The second pain point is equally concerning: Illinois’ consistent loss of manufacturing jobs. Illinois had a brief manufacturing jobs recovery after the Great Recession, which ended in July 2012. Since then, Illinois has lost manufacturing jobs in 24 of the last 33 months, including all four months of 2015. Illinois has seen a net loss of 4,600 manufacturing jobs this year alone.
With reports of more steel companies leaving and shutting down, including the pending loss of 2,080 steel manufacturing jobs in Granite City, there are likely more manufacturing job losses to come. Meanwhile, Indiana and Michigan have stepped in to fill the vacuum, and have been consistently gaining manufacturing jobs in the same time period when Illinois has been losing out.
Illinois’ consistently shrinking workforce combined with the state’s out-migration crisis speaks to a variety of economic-policy pain points. However, the manufacturing losses point to a few specific problems, namely, Illinois’ broken workers’ compensation system. For example, Illinois’ system lacks standards for proving that an injury was primarily caused by the workplace, leading to wild judicial activism and trial lawyers treating businesses like piñatas. The result is a system that is so out of whack that Illinois manufacturers pay double or triple the rates for workplace insurance compared to surrounding states.

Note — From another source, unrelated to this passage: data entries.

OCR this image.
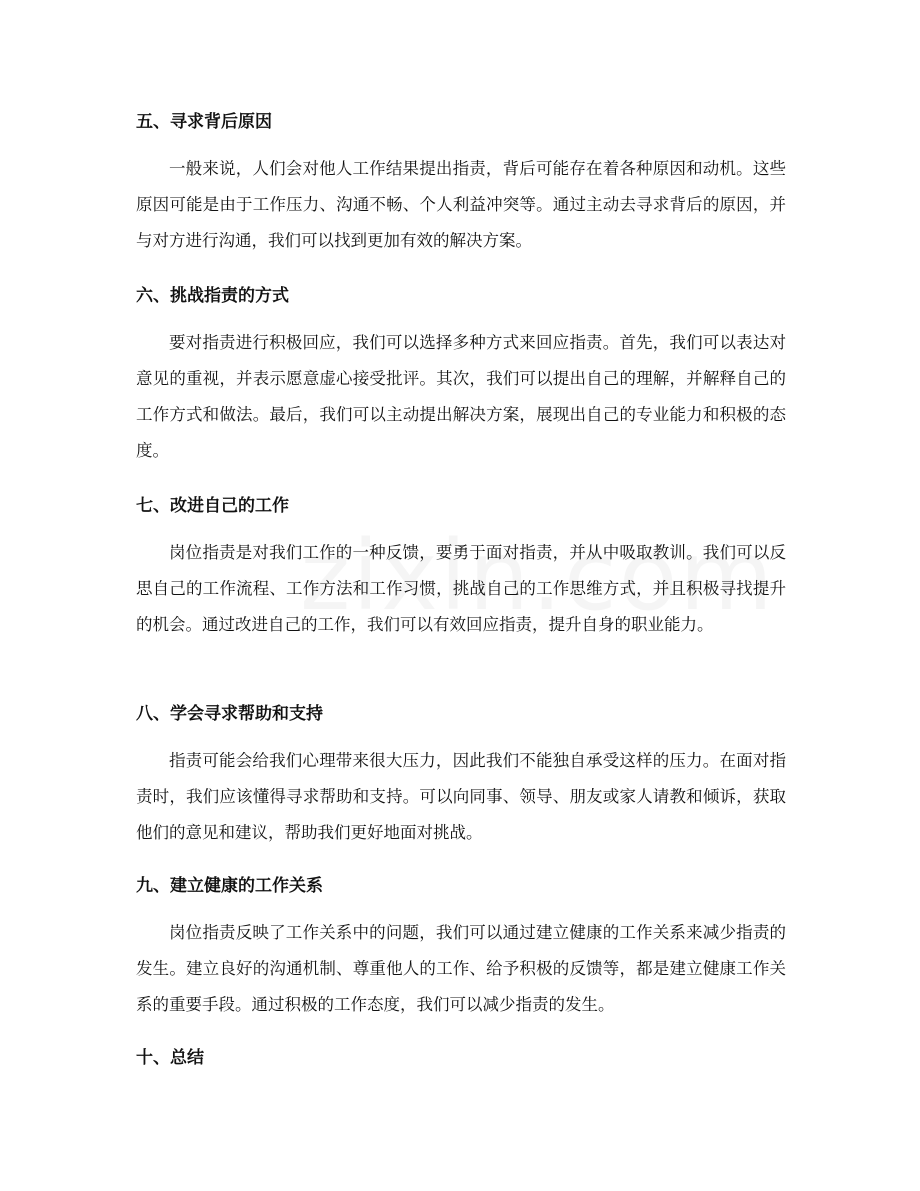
五、寻求背后原因

一般来说，人们会对他人工作结果提出指责，背后可能存在着各种原因和动机。这些原因可能是由于工作压力、沟通不畅、个人利益冲突等。通过主动去寻求背后的原因，并与对方进行沟通，我们可以找到更加有效的解决方案。

六、挑战指责的方式

要对指责进行积极回应，我们可以选择多种方式来回应指责。首先，我们可以表达对意见的重视，并表示愿意虚心接受批评。其次，我们可以提出自己的理解，并解释自己的工作方式和做法。最后，我们可以主动提出解决方案，展现出自己的专业能力和积极的态度。

七、改进自己的工作

岗位指责是对我们工作的一种反馈，要勇于面对指责，并从中吸取教训。我们可以反思自己的工作流程、工作方法和工作习惯，挑战自己的工作思维方式，并且积极寻找提升的机会。通过改进自己的工作，我们可以有效回应指责，提升自身的职业能力。

八、学会寻求帮助和支持

指责可能会给我们心理带来很大压力，因此我们不能独自承受这样的压力。在面对指责时，我们应该懂得寻求帮助和支持。可以向同事、领导、朋友或家人请教和倾诉，获取他们的意见和建议，帮助我们更好地面对挑战。

九、建立健康的工作关系

岗位指责反映了工作关系中的问题，我们可以通过建立健康的工作关系来减少指责的发生。建立良好的沟通机制、尊重他人的工作、给予积极的反馈等，都是建立健康工作关系的重要手段。通过积极的工作态度，我们可以减少指责的发生。

十、总结
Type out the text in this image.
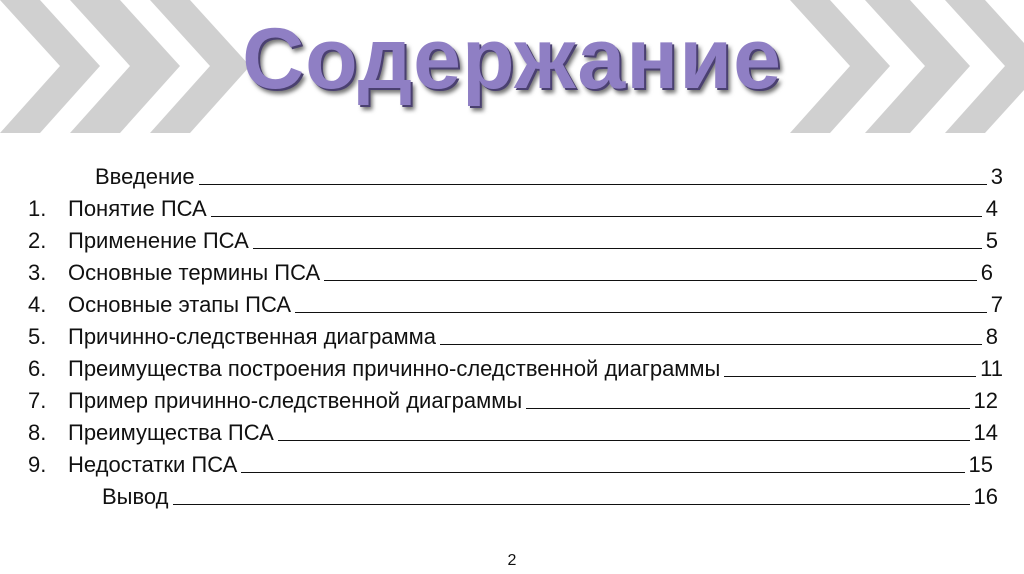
Содержание
Введение	3
1. Понятие ПСА	4
2. Применение ПСА	5
3. Основные термины ПСА	6
4. Основные этапы ПСА	7
5. Причинно-следственная диаграмма	8
6. Преимущества построения причинно-следственной диаграммы	11
7. Пример причинно-следственной диаграммы	12
8. Преимущества ПСА	14
9. Недостатки ПСА	15
Вывод	16
2
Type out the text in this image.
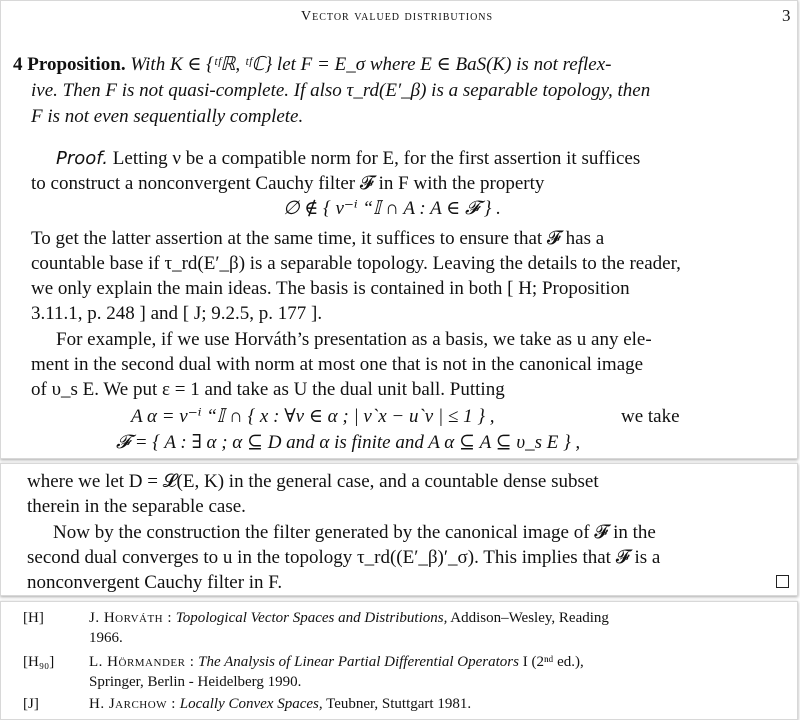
Vector valued distributions	3
4 Proposition. With K ∈ {ᵗᶠℝ, ᵗᶠℂ} let F = E_σ where E ∈ BaS(K) is not reflex-
ive. Then F is not quasi-complete. If also τ_rd(E′_β) is a separable topology, then
F is not even sequentially complete.
Proof. Letting ν be a compatible norm for E, for the first assertion it suffices
to construct a nonconvergent Cauchy filter 𝓕 in F with the property
∅ ∉ { ν⁻ⁱ “𝕀 ∩ A : A ∈ 𝓕 } .
To get the latter assertion at the same time, it suffices to ensure that 𝓕 has a
countable base if τ_rd(E′_β) is a separable topology. Leaving the details to the reader,
we only explain the main ideas. The basis is contained in both [ H; Proposition
3.11.1, p. 248 ] and [ J; 9.2.5, p. 177 ].
For example, if we use Horváth’s presentation as a basis, we take as u any ele-
ment in the second dual with norm at most one that is not in the canonical image
of υ_s E. We put ε = 1 and take as U the dual unit ball. Putting
A α = ν⁻ⁱ “𝕀 ∩ { x : ∀v ∈ α ; | v`x − u`v | ≤ 1 } ,	we take
𝓕 = { A : ∃ α ; α ⊆ D and α is finite and A α ⊆ A ⊆ υ_s E } ,
where we let D = 𝓛(E, K) in the general case, and a countable dense subset
therein in the separable case.
Now by the construction the filter generated by the canonical image of 𝓕 in the
second dual converges to u in the topology τ_rd((E′_β)′_σ). This implies that 𝓕 is a
nonconvergent Cauchy filter in F.
[H]	J. Horváth : Topological Vector Spaces and Distributions, Addison–Wesley, Reading
1966.
[H₉₀] L. Hörmander : The Analysis of Linear Partial Differential Operators I (2ⁿᵈ ed.),
Springer, Berlin - Heidelberg 1990.
[J]	H. Jarchow : Locally Convex Spaces, Teubner, Stuttgart 1981.
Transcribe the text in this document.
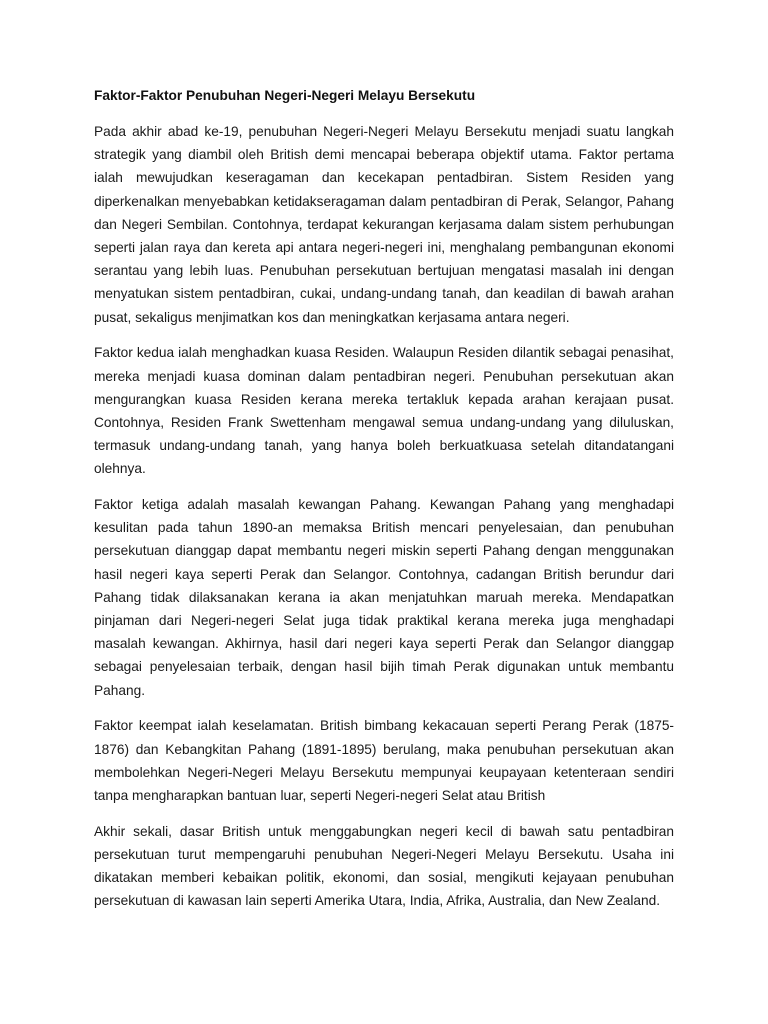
Faktor-Faktor Penubuhan Negeri-Negeri Melayu Bersekutu

Pada akhir abad ke-19, penubuhan Negeri-Negeri Melayu Bersekutu menjadi suatu langkah strategik yang diambil oleh British demi mencapai beberapa objektif utama. Faktor pertama ialah mewujudkan keseragaman dan kecekapan pentadbiran. Sistem Residen yang diperkenalkan menyebabkan ketidakseragaman dalam pentadbiran di Perak, Selangor, Pahang dan Negeri Sembilan. Contohnya, terdapat kekurangan kerjasama dalam sistem perhubungan seperti jalan raya dan kereta api antara negeri-negeri ini, menghalang pembangunan ekonomi serantau yang lebih luas. Penubuhan persekutuan bertujuan mengatasi masalah ini dengan menyatukan sistem pentadbiran, cukai, undang-undang tanah, dan keadilan di bawah arahan pusat, sekaligus menjimatkan kos dan meningkatkan kerjasama antara negeri.

Faktor kedua ialah menghadkan kuasa Residen. Walaupun Residen dilantik sebagai penasihat, mereka menjadi kuasa dominan dalam pentadbiran negeri. Penubuhan persekutuan akan mengurangkan kuasa Residen kerana mereka tertakluk kepada arahan kerajaan pusat. Contohnya, Residen Frank Swettenham mengawal semua undang-undang yang diluluskan, termasuk undang-undang tanah, yang hanya boleh berkuatkuasa setelah ditandatangani olehnya.

Faktor ketiga adalah masalah kewangan Pahang. Kewangan Pahang yang menghadapi kesulitan pada tahun 1890-an memaksa British mencari penyelesaian, dan penubuhan persekutuan dianggap dapat membantu negeri miskin seperti Pahang dengan menggunakan hasil negeri kaya seperti Perak dan Selangor. Contohnya, cadangan British berundur dari Pahang tidak dilaksanakan kerana ia akan menjatuhkan maruah mereka. Mendapatkan pinjaman dari Negeri-negeri Selat juga tidak praktikal kerana mereka juga menghadapi masalah kewangan. Akhirnya, hasil dari negeri kaya seperti Perak dan Selangor dianggap sebagai penyelesaian terbaik, dengan hasil bijih timah Perak digunakan untuk membantu Pahang.

Faktor keempat ialah keselamatan. British bimbang kekacauan seperti Perang Perak (1875-1876) dan Kebangkitan Pahang (1891-1895) berulang, maka penubuhan persekutuan akan membolehkan Negeri-Negeri Melayu Bersekutu mempunyai keupayaan ketenteraan sendiri tanpa mengharapkan bantuan luar, seperti Negeri-negeri Selat atau British

Akhir sekali, dasar British untuk menggabungkan negeri kecil di bawah satu pentadbiran persekutuan turut mempengaruhi penubuhan Negeri-Negeri Melayu Bersekutu. Usaha ini dikatakan memberi kebaikan politik, ekonomi, dan sosial, mengikuti kejayaan penubuhan persekutuan di kawasan lain seperti Amerika Utara, India, Afrika, Australia, dan New Zealand.
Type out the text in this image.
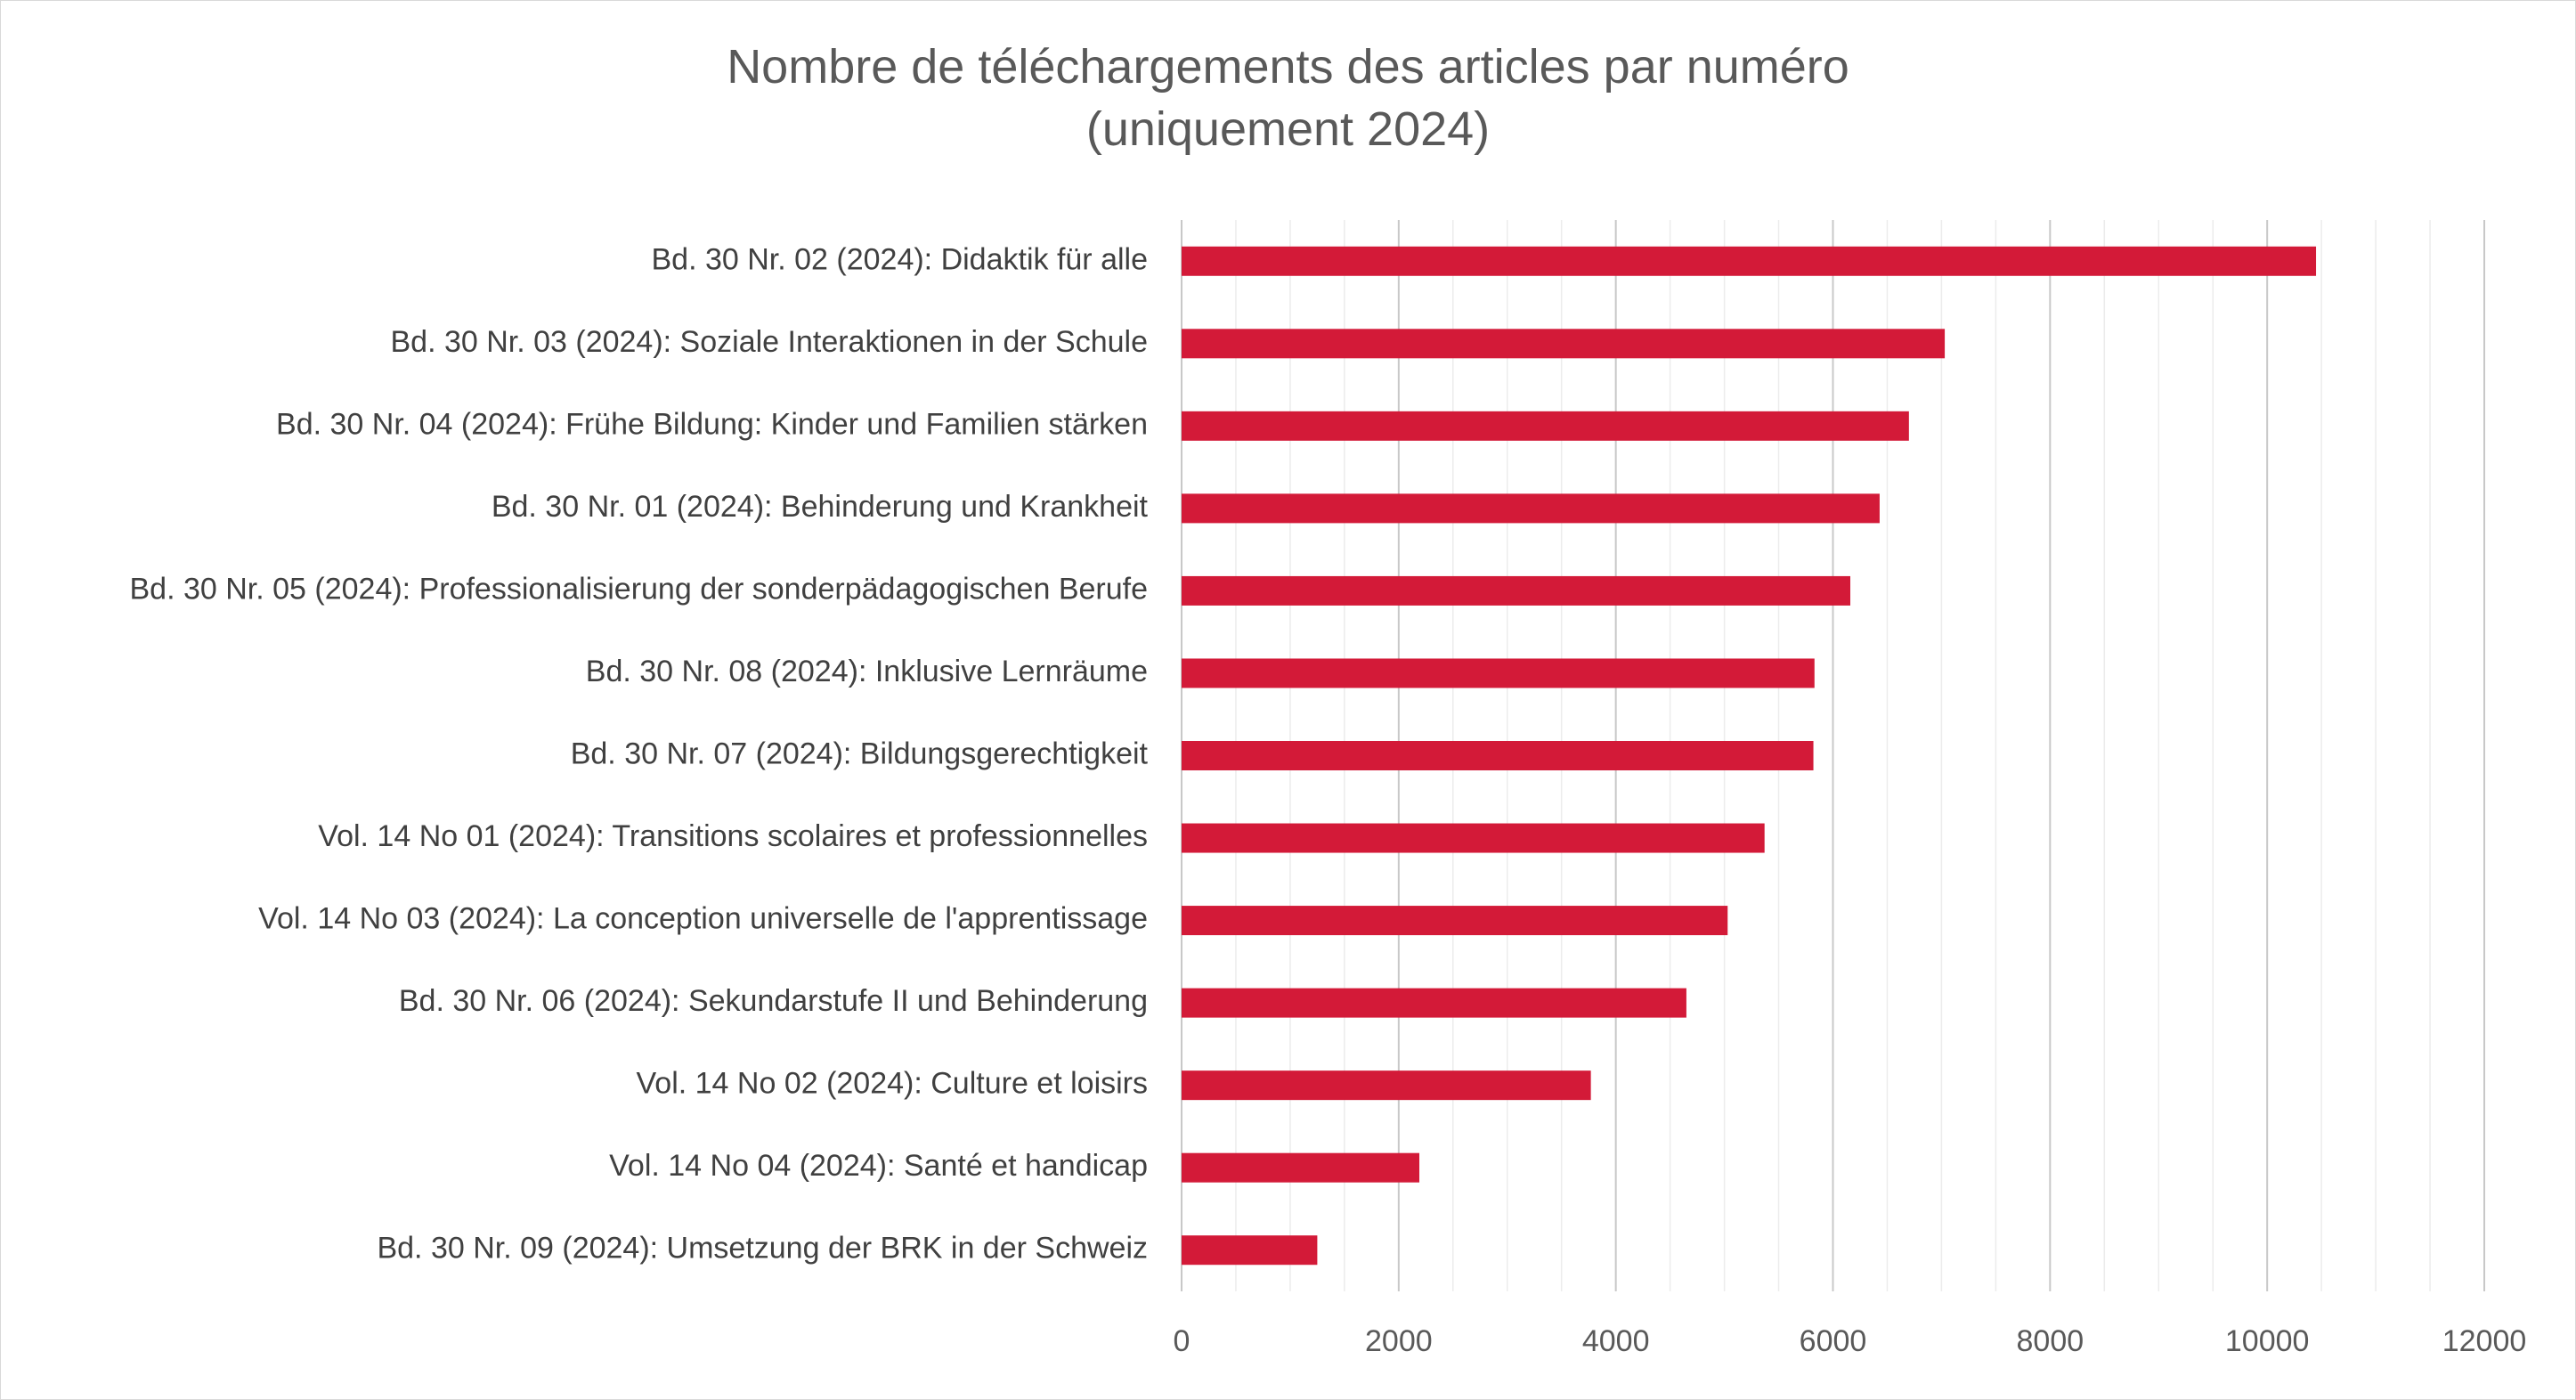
Nombre de téléchargements des articles par numéro
(uniquement 2024)
Bd. 30 Nr. 02 (2024): Didaktik für alle
Bd. 30 Nr. 03 (2024): Soziale Interaktionen in der Schule
Bd. 30 Nr. 04 (2024): Frühe Bildung: Kinder und Familien stärken
Bd. 30 Nr. 01 (2024): Behinderung und Krankheit
Bd. 30 Nr. 05 (2024): Professionalisierung der sonderpädagogischen Berufe
Bd. 30 Nr. 08 (2024): Inklusive Lernräume
Bd. 30 Nr. 07 (2024): Bildungsgerechtigkeit
Vol. 14 No 01 (2024): Transitions scolaires et professionnelles
Vol. 14 No 03 (2024): La conception universelle de l'apprentissage
Bd. 30 Nr. 06 (2024): Sekundarstufe II und Behinderung
Vol. 14 No 02 (2024): Culture et loisirs
Vol. 14 No 04 (2024): Santé et handicap
Bd. 30 Nr. 09 (2024): Umsetzung der BRK in der Schweiz
0	2000	4000	6000	8000	10000	12000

The problem is so bad that Illinois manufacturers can save millions of dollars per year, just on workers’ compensation, by finding a new home with almost any other regional competitor. The regulatory cost of workers’ compensation is so high that it has manufacturing companies fleeing the state, which means that few if any companies would consider Illinois for expanding production. There is no reason that a businessman would ignore the millions of dollars in workers’ compensation savings that can be achieved in another state.
The policy framework for a manufacturing comeback must begin with reform to the state’s workers’ compensation system. Other issues that speak to Illinois’ manufacturing problem are high property taxes and lack of worker freedom, which can be addressed by freezing property taxes and creating Right-to-Work municipalities in places that want to replenish their manufacturing bases.